Although it
is fashionable to blame Europe for our current economic problems, Spain (and Catalonia)
would be much worse without the discipline of European membership. It is the
European Commission who stops (or tries to stop) the Spanish government from still
committing more public funds to vested interests, or who tries to put pressure
on the Spanish legislators to avoid reducing even more the independence of
regulators. At the European level, the Spanish lobbies, especially the big
corporate interests, have much less sway. This is an idea I would like to test
also for soccer. My conjecture, based on my experience as fan (and my knowledge
of the literature on soccer and incentive theory), is that referees make less
mistakes (in favour of the home team, or in favour of the big teams) in the
Champions League than in the Spanish competitions.
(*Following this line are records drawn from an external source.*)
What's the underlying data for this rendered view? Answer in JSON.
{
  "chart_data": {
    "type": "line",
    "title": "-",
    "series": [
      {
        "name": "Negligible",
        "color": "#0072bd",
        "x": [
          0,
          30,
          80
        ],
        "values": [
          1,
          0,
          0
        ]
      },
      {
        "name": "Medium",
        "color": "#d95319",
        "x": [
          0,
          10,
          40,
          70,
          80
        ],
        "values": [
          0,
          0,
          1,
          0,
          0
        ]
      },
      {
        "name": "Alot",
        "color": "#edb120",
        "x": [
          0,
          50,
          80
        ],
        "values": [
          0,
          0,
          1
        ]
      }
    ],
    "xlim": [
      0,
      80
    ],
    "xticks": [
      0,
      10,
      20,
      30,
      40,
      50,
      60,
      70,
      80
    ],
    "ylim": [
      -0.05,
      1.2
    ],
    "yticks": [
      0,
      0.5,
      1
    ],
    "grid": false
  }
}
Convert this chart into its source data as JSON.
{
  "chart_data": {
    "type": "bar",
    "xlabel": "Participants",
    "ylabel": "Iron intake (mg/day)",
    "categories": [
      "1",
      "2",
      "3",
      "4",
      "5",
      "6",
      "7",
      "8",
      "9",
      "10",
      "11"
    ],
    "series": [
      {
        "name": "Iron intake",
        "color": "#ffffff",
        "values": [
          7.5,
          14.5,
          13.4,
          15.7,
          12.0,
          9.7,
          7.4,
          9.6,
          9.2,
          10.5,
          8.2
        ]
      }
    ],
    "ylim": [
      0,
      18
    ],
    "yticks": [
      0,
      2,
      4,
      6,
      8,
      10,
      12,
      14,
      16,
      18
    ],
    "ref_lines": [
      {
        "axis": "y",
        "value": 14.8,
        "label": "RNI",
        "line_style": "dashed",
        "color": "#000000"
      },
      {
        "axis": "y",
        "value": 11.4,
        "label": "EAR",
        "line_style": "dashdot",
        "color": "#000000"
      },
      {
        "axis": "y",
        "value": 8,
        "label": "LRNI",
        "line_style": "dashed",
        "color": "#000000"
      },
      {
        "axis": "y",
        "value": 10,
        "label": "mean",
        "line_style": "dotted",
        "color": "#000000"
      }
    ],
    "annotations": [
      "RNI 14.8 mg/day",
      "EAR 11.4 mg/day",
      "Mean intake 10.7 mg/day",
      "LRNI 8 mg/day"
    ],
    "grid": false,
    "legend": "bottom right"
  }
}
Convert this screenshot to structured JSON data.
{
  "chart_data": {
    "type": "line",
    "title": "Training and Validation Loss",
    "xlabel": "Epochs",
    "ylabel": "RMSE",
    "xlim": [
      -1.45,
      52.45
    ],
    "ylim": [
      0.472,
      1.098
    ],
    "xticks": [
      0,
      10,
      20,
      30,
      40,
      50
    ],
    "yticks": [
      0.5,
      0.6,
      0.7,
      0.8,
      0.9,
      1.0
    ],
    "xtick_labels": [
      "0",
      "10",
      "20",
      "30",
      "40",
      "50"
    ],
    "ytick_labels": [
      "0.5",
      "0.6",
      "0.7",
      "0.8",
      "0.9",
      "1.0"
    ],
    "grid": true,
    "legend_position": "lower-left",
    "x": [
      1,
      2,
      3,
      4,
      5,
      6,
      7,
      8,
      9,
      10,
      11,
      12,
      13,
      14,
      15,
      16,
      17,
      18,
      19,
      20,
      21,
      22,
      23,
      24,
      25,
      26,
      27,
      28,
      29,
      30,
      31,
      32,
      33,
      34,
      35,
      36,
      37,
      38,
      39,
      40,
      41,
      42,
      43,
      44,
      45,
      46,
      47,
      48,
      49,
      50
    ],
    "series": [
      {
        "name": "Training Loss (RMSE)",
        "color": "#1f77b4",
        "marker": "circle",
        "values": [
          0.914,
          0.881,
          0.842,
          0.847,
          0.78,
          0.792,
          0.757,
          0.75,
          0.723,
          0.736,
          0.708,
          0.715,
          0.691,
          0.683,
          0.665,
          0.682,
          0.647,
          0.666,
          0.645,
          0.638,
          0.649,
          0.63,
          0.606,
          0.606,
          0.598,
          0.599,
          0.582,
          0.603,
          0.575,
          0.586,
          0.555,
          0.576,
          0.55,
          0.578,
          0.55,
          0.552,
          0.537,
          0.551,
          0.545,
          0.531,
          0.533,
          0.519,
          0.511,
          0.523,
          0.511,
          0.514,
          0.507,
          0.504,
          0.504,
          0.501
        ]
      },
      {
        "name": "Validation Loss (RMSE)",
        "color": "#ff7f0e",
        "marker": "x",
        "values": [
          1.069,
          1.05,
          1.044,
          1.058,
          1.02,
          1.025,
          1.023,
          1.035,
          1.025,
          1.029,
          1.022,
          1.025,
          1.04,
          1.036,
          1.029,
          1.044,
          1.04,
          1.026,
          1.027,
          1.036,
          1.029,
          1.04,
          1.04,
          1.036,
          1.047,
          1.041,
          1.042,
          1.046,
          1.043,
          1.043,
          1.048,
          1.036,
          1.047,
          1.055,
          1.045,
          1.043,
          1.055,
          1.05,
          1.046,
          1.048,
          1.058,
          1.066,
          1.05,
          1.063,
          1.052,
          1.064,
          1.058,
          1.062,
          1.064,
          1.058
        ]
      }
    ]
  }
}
Since in the last decade and
more the same teams have faced each other both in the Champions League and in
the national competitions (think of the Barça-R. Madrid games of 2011, but
there are many more examples), one can compare the same teams, in front
of the same crowds, but with referees under different incentive systems. Pepe
was sent off in the Champions League, but could step on Messi and not even be
booked in the Spanish League. The R. Madrid players could feel free to ambush
the referee since minute 1 of the Spanish Cup final that they won in 2011, but were defeated by Barça with a neutral referee, with some days difference in the semi-finals of the Champions
League. The UEFA Champions League is a better league, with better supervision
and monitoring, with more regulatory stability and credibility, with less scope
for corporate pressure and vested interests. We need more, not less, Europe.